Among Greenberg’s list of “Things to Remember” in his book, he includes this: “Five/Five/Twenty. When a hard decision needs to be made, remember this formula. For five minutes they’ll be angry at you. In five days, they’ll forget about it. In 20 years, they’ll thank you.”
Here are a few life lessons to teach teens before they head to college:
Teach them to develop health self-assessment skills. “Kids need to know the difference between a sore throat and strep throat, where you might need antibiotics,” Wider says. “Spotting the signs of something more serious is something a parent should bring to their child’s attention throughout high school.”
Teach them to cook, including food safety. “Pushing good nutrition and stress management is very, very important for good overall health and well-being,” says Wider. Teaching them to cook “is a skill you should be building throughout high school along with food safety.”
Teach them valuable social skills. “You are the model for your children. By listening, you teach them to listen,” says Greenberg. “Teach them how to say ‘please’ and ‘thank you’ and how to introduce yourself. ... (it will) allow them to navigate the world in a way that’s better informed rather than pretending they know everything or are too shy to ask.”
Hand them more responsibility. They’ll learn to manage their time in their own way. “Think about how you give them freedom to spend time on their own. If they choose to work during that time that’s their choice,” says Greenberg. “Everyone comes up with their own process. When you talk about freedom, you really need to talk about allowing your child to find their own successful process. ... If our children are reaching their goal, the way that they get there doesn’t have to be the same way we got there.”
Help them learn to schedule. It’s good to take time for a timeout. “You need time to rejuvenate the best thing you’ve got going for yourself — you!” writes Covey, citing four areas: body (exercise, eat healthy, sleep well, relax); brain (read, educate, write, learn new skills, create); heart (build relationships, give service, laugh, learn to love yourself) and soul (meditate, keep a journal, pray, take in quality media).
Help them believe in their skills. “One of the greatest gifts a parent can give a child is to help them find their talents,” Covey says. He uses a child’s poor test score as an example. “I say to her, ‘They can’t measure your ability to connect with people.’ I’ve been doing that for the last year, and suddenly I’ve heard (the child) say, ‘I’m really good at this.’ And she’s starting to believe it now.”

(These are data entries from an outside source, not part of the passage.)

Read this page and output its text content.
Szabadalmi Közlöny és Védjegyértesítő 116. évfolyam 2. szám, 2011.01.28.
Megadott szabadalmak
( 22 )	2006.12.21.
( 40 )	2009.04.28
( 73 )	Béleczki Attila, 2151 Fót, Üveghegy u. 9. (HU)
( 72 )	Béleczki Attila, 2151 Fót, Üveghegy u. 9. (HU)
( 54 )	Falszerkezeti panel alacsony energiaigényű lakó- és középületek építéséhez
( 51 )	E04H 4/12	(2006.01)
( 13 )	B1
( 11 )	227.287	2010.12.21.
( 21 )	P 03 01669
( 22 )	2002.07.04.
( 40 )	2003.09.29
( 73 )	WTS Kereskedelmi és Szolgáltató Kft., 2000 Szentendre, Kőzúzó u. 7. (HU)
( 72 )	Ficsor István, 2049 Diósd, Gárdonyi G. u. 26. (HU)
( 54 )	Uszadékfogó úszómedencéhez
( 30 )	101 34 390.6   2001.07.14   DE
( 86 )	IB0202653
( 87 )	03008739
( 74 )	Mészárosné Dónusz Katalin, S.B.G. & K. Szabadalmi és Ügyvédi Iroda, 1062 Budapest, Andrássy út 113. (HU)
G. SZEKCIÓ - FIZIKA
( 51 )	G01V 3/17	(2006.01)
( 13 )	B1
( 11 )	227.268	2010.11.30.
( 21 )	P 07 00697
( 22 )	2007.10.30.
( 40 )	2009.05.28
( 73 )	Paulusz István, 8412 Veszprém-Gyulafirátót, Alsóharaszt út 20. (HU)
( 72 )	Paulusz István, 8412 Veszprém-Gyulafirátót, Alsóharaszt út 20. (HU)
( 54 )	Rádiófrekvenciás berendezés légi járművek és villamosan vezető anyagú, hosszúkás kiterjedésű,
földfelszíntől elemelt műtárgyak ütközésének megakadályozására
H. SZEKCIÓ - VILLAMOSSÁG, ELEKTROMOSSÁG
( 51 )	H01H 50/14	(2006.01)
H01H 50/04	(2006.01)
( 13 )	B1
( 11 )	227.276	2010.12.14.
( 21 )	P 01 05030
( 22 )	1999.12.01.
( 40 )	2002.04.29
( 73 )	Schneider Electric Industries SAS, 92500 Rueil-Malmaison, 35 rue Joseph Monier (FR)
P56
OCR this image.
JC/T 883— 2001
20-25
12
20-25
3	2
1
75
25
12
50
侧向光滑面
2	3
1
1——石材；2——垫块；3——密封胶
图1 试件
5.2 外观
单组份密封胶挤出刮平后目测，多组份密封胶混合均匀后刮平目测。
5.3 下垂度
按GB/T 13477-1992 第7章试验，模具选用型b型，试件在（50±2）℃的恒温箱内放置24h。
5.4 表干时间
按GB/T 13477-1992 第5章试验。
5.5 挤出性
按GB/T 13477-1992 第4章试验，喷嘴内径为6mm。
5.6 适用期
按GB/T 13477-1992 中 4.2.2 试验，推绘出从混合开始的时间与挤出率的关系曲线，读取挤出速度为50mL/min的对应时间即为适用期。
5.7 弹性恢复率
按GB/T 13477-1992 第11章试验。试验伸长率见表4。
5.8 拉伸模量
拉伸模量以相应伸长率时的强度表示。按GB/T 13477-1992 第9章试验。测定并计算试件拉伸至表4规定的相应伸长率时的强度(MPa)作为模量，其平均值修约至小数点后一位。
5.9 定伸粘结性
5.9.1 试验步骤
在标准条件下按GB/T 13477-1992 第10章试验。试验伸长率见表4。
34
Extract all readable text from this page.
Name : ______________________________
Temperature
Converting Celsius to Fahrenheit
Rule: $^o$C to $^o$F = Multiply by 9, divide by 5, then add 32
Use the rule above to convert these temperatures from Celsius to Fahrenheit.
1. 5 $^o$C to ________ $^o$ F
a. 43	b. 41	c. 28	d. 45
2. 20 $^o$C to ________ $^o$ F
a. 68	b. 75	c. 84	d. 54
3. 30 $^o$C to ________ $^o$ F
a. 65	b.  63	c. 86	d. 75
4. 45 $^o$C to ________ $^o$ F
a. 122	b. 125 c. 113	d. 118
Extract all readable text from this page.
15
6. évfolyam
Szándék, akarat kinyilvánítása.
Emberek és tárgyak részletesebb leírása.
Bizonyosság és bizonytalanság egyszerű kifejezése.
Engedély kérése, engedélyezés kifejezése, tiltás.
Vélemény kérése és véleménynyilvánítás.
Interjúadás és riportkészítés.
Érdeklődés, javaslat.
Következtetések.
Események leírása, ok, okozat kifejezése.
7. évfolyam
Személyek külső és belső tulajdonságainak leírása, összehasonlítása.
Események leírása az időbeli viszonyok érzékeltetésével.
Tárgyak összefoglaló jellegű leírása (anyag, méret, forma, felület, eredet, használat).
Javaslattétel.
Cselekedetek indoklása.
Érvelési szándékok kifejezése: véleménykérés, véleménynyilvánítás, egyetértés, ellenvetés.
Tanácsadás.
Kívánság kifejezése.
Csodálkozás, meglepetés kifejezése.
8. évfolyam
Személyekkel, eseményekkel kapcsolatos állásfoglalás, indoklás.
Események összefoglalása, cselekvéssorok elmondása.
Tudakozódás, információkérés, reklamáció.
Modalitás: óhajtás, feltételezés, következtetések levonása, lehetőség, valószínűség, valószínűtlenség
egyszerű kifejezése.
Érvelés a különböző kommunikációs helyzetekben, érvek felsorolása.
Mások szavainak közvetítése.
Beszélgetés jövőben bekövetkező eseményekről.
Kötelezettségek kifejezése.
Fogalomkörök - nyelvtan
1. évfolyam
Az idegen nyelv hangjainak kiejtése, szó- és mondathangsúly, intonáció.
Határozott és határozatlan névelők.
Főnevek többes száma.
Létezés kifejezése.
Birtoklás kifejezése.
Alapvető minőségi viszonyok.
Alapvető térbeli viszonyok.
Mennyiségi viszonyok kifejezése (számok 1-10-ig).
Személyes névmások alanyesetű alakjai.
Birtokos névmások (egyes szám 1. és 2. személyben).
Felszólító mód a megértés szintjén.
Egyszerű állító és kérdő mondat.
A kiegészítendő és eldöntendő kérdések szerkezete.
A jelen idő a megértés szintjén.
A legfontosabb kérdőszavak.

Talk about taking responsibility for their actions. Talk about the responsible use of alcohol. “When you are drunk and not in control of your actions, your inhibitions are lowered and unfortunately we see a lot of bad decision-making,” says Wider. This can include unprotected sex, drunken driving and date rape. “I tell parents about a buddy system, which is lifesaving; never taking a drink from a punch bowl — ever; never letting somebody buy you a drink (and) always (be sure to) see the drink opened on your own.”